[Critique] – Code 46


Code 46 affiche film

Réalisateur : Michael Winterbottom

Année de Sortie : 2003

Origine : Royaume-Uni / États-Unis

Genre : Amour Cyberpunk

Durée : 1h32

Thibaud Savignol : 4/10


La fin des Ch’tis


Le passage du temps peut parfois se révéler cruel. À sa sortie, Code 46 fut encensé par la critique. Plusieurs récompenses (meilleur scénario et Grand Prix au festival de Sitges) et une nomination au Lion d’or à la Mostra de Venise plus tard, le succès public n’est pas au rendez-vous. Cherchant à anticiper un avenir sombre, dans le sillage d’un Gattaca sorti six ans plus tôt, les dérives génétiques auront pris le pouvoir sur nos sociétés modernes, qui a honnêtement déjà entendu parler de Code 46 ?

Big Brother

Dans un futur proche indéterminé, William Geld est envoyé dans une fabrique de passeports pour enquêter sur un trafic de faux. Doué d’une intuition hors du commun, il passe au crible l’ensemble des employés. Contre toute attente, il s’éprend de sa principale suspecte et ment à son employeur. Débute alors une passion torride entre les deux individus, qui pourrait bien s’avérer coûteuse.

Principale particularité ici, le code 46 : une loi qui interdit de procréer, si ne serait-ce qu’1% de génétique démontre le lien de parenté qui unit deux personnes, à n’importe quel degré. L’infraction de cette loi entraîne de graves conséquences, érigeant cet interdit en nouveau dogme sociétal. L’évolution de la population mondiale est ainsi encadrée à travers le contrôle des naissances, tout autant que via les passeports attribués aux individus pour des activités spécifiques, selon leur niveau de risque estimé.
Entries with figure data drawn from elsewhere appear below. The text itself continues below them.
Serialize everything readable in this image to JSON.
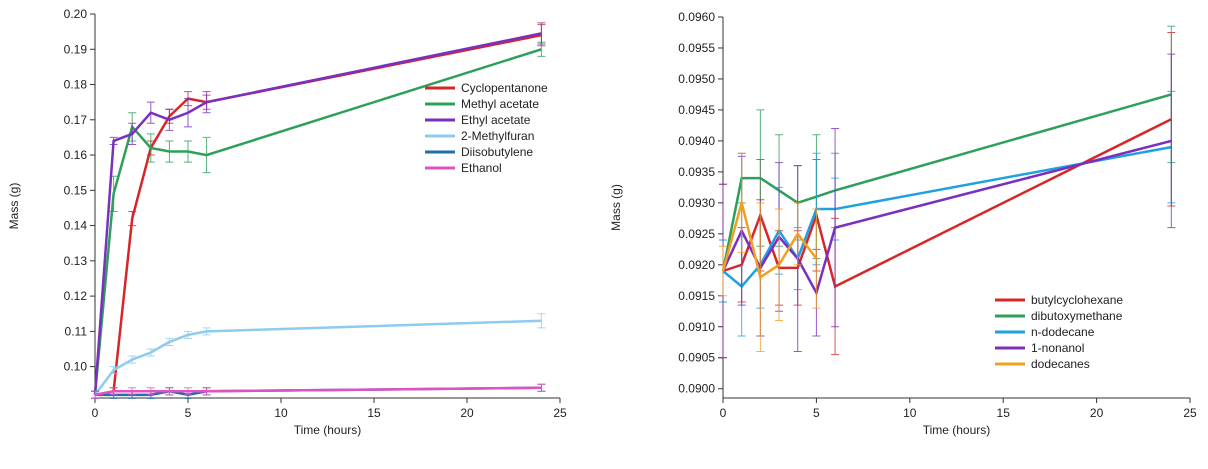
{
  "chart_data": [
    {
      "type": "line",
      "xlabel": "Time (hours)",
      "ylabel": "Mass (g)",
      "x": [
        0,
        1,
        2,
        3,
        4,
        5,
        6,
        24
      ],
      "xlim": [
        0,
        25
      ],
      "xticks": [
        0,
        5,
        10,
        15,
        20,
        25
      ],
      "ylim": [
        0.0911,
        0.2
      ],
      "yticks": [
        {
          "value": 0.1,
          "label": "0.10"
        },
        {
          "value": 0.11,
          "label": "0.11"
        },
        {
          "value": 0.12,
          "label": "0.12"
        },
        {
          "value": 0.13,
          "label": "0.13"
        },
        {
          "value": 0.14,
          "label": "0.14"
        },
        {
          "value": 0.15,
          "label": "0.15"
        },
        {
          "value": 0.16,
          "label": "0.16"
        },
        {
          "value": 0.17,
          "label": "0.17"
        },
        {
          "value": 0.18,
          "label": "0.18"
        },
        {
          "value": 0.19,
          "label": "0.19"
        },
        {
          "value": 0.2,
          "label": "0.20"
        }
      ],
      "legend": "center right",
      "series": [
        {
          "name": "Cyclopentanone",
          "color": "#d62728",
          "values": [
            0.092,
            0.093,
            0.142,
            0.162,
            0.171,
            0.176,
            0.175,
            0.194
          ],
          "errors": [
            0.001,
            0.001,
            0.002,
            0.002,
            0.002,
            0.002,
            0.002,
            0.003
          ]
        },
        {
          "name": "Methyl acetate",
          "color": "#2ca05a",
          "values": [
            0.092,
            0.149,
            0.168,
            0.162,
            0.161,
            0.161,
            0.16,
            0.19
          ],
          "errors": [
            0.001,
            0.005,
            0.004,
            0.004,
            0.003,
            0.003,
            0.005,
            0.002
          ]
        },
        {
          "name": "Ethyl acetate",
          "color": "#7b2fbe",
          "values": [
            0.092,
            0.164,
            0.166,
            0.172,
            0.17,
            0.172,
            0.175,
            0.1945
          ],
          "errors": [
            0.001,
            0.001,
            0.003,
            0.003,
            0.003,
            0.004,
            0.003,
            0.003
          ]
        },
        {
          "name": "2-Methylfuran",
          "color": "#8ecbee",
          "values": [
            0.092,
            0.099,
            0.102,
            0.104,
            0.107,
            0.109,
            0.11,
            0.113
          ],
          "errors": [
            0.001,
            0.001,
            0.001,
            0.001,
            0.001,
            0.001,
            0.001,
            0.002
          ]
        },
        {
          "name": "Diisobutylene",
          "color": "#1f6fa8",
          "values": [
            0.092,
            0.092,
            0.092,
            0.092,
            0.093,
            0.092,
            0.093,
            0.094
          ],
          "errors": [
            0.001,
            0.001,
            0.001,
            0.001,
            0.001,
            0.001,
            0.001,
            0.001
          ]
        },
        {
          "name": "Ethanol",
          "color": "#e052c0",
          "values": [
            0.092,
            0.093,
            0.093,
            0.093,
            0.093,
            0.093,
            0.093,
            0.094
          ],
          "errors": [
            0.001,
            0.001,
            0.001,
            0.001,
            0.001,
            0.001,
            0.001,
            0.001
          ]
        }
      ]
    },
    {
      "type": "line",
      "xlabel": "Time (hours)",
      "ylabel": "Mass (g)",
      "x": [
        0,
        1,
        2,
        3,
        4,
        5,
        6,
        24
      ],
      "xlim": [
        0,
        25
      ],
      "xticks": [
        0,
        5,
        10,
        15,
        20,
        25
      ],
      "ylim": [
        0.08985,
        0.096
      ],
      "yticks": [
        {
          "value": 0.09,
          "label": "0.0900"
        },
        {
          "value": 0.0905,
          "label": "0.0905"
        },
        {
          "value": 0.091,
          "label": "0.0910"
        },
        {
          "value": 0.0915,
          "label": "0.0915"
        },
        {
          "value": 0.092,
          "label": "0.0920"
        },
        {
          "value": 0.0925,
          "label": "0.0925"
        },
        {
          "value": 0.093,
          "label": "0.0930"
        },
        {
          "value": 0.0935,
          "label": "0.0935"
        },
        {
          "value": 0.094,
          "label": "0.0940"
        },
        {
          "value": 0.0945,
          "label": "0.0945"
        },
        {
          "value": 0.095,
          "label": "0.0950"
        },
        {
          "value": 0.0955,
          "label": "0.0955"
        },
        {
          "value": 0.096,
          "label": "0.0960"
        }
      ],
      "legend": "lower right",
      "series": [
        {
          "name": "butylcyclohexane",
          "color": "#d62728",
          "values": [
            0.0919,
            0.092,
            0.0928,
            0.09195,
            0.09195,
            0.0928,
            0.09165,
            0.09435
          ],
          "errors": [
            0.0014,
            0.0006,
            0.0009,
            0.0006,
            0.0006,
            0.0009,
            0.0011,
            0.0014
          ]
        },
        {
          "name": "dibutoxymethane",
          "color": "#2ca05a",
          "values": [
            0.0919,
            0.0934,
            0.0934,
            0.0932,
            0.093,
            0.0931,
            0.0932,
            0.09475
          ],
          "errors": [
            0.0005,
            0.0004,
            0.0011,
            0.0009,
            0.0006,
            0.001,
            0.0006,
            0.0011
          ]
        },
        {
          "name": "n-dodecane",
          "color": "#1ea1e0",
          "values": [
            0.0919,
            0.09165,
            0.092,
            0.09255,
            0.0921,
            0.0929,
            0.0929,
            0.0939
          ],
          "errors": [
            0.0005,
            0.0008,
            0.0007,
            0.0007,
            0.0005,
            0.0009,
            0.0005,
            0.0009
          ]
        },
        {
          "name": "1-nonanol",
          "color": "#7b2fbe",
          "values": [
            0.0919,
            0.09255,
            0.09195,
            0.09245,
            0.0921,
            0.09155,
            0.0926,
            0.094
          ],
          "errors": [
            0.0014,
            0.0012,
            0.0011,
            0.0012,
            0.0015,
            0.0007,
            0.0016,
            0.0014
          ]
        },
        {
          "name": "dodecanes",
          "color": "#f0a020",
          "values": [
            0.0919,
            0.093,
            0.0918,
            0.092,
            0.0925,
            0.0921,
            null,
            null
          ],
          "errors": [
            0.0004,
            0.0008,
            0.0012,
            0.0009,
            0.0005,
            0.0008,
            null,
            null
          ]
        }
      ]
    }
  ]
}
Si l’on citait le bijou noir d’Andrew Niccol, il n’est pas la seule référence à mettre au crédit du film de Michael Winterbottom. Impossible de ne pas penser au Meilleur des Mondes d’Aldous Huxley, avec sa société eugéniste, où chaque individu est orienté vers l’une des quatre castes organisationnelles dès sa conception dans un tube à essai. Une fois n’est pas coutume, la surveillance d’une population, et notamment l’entrave à une histoire d’amour, évoquent irrémédiablement 1984, le classique de George Orwell.

Code 46 Critique Film Cyberpunk Tim Robbins

Cœur de pierre

Un tel sujet nécessite dans l’idéal un budget confortable afin d’illustrer les visions futuristes du script. Avec seulement 7,5 millions de dollars, relativement peu pour de la Science-fiction, le réalisateur n’a d’autres choix que de recourir à une certaine ingéniosité. Et c’est sûrement là l’aspect le plus réussi du long-métrage. En filmant une Shanghai accolée à un désert où se pressent les nécessiteux, Code 46 réussit l’illusion, certes classique, d’un futur fracturé. La privatisation galopante et l’arbitraire d’une nouvelle politique ne divisent que davantage les populations.
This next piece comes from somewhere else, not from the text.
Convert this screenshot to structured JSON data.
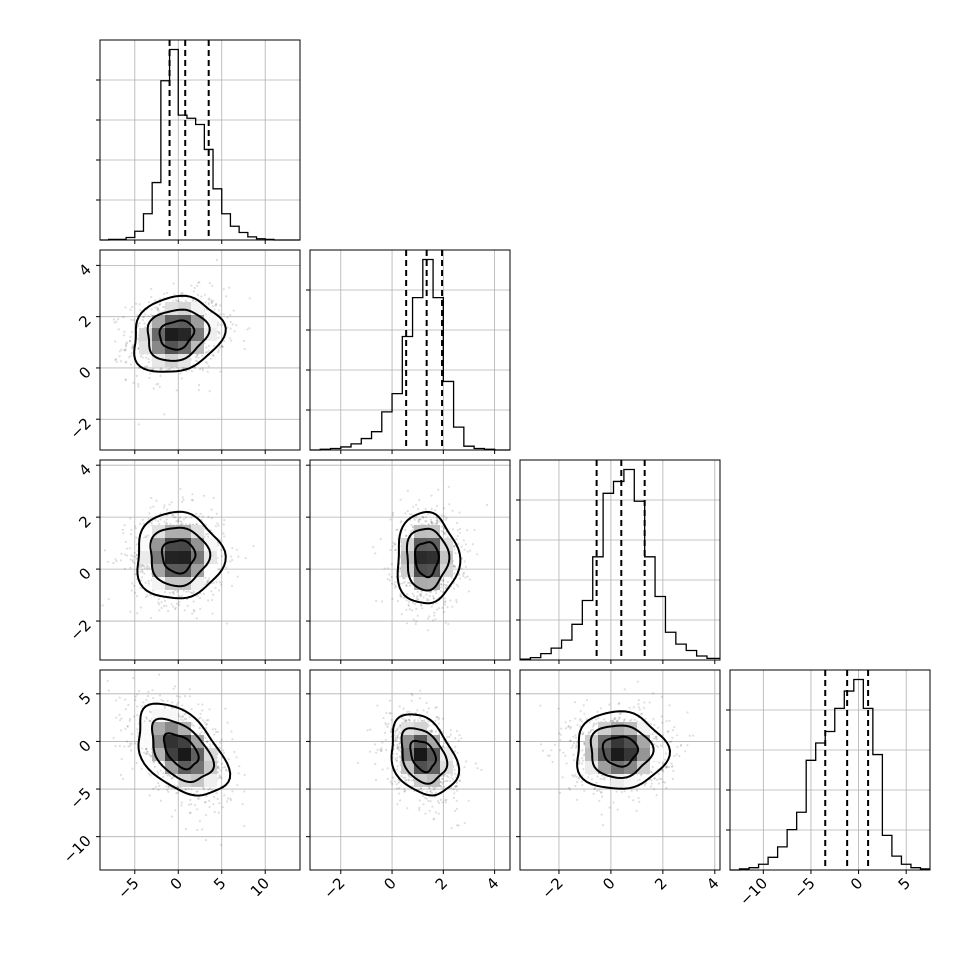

Quasiment sans effet spéciaux, les décors nous immergent au cœur de cette dystopie, entre bureaux high tech (les écrans flottent dans le vide), ville asiatique typique grouillante et baignée de néons, ou encore ces grands bâtiments aseptisés, froids et vides. Contraste alors la chaleur du désert, le vent de liberté qui se faufile dans les rues, lorsque les protagonistes viendront à parcourir une ville du Moyen-Orient au cours d’une fuite en avant suicidaire.

Dans le même ordre d’idée, le scénario de Frank Cottrell Boyce propose un langage proche de l’Espéranto, où l’anglais se mélange au français et à l’espagnol, signe d’un monde toujours plus globalisé. Rien n’est jamais vraiment explicité, toute la compréhension de cet univers transparaît au travers du comportement de ses protagonistes, de leurs doutes et de leurs pérégrinations. Une intention louable, mais qui pêche par excès de confiance en son script, par moments plus frustrant et confus que réellement stimulant. Une création futuriste qui révèle chichement ses secrets, qu’on aurait sans doute aimé être approfondis davantage.

Derrière cette ambiance propre au long-métrage, le récit ne suit pas, répétitif, ne parvenant jamais à enflammer le sort des personnages. Si leur jeu froid et distant est sans doute une conséquence d’un microcosme sécuritaire, il est ainsi compliqué de partager leurs émotions. Le rythme en dent de scie n’arrange rien, quand les scènes au lit ne viennent pas parasiter un script qui au final n’a pas grand chose à raconter. La proposition sèche et radicale joue de ses limites budgétaires, à raison, mais il manque un cœur à cette aridité narrative et visuelle pour se dépêtrer d’un énième film cyberpunk alarmiste.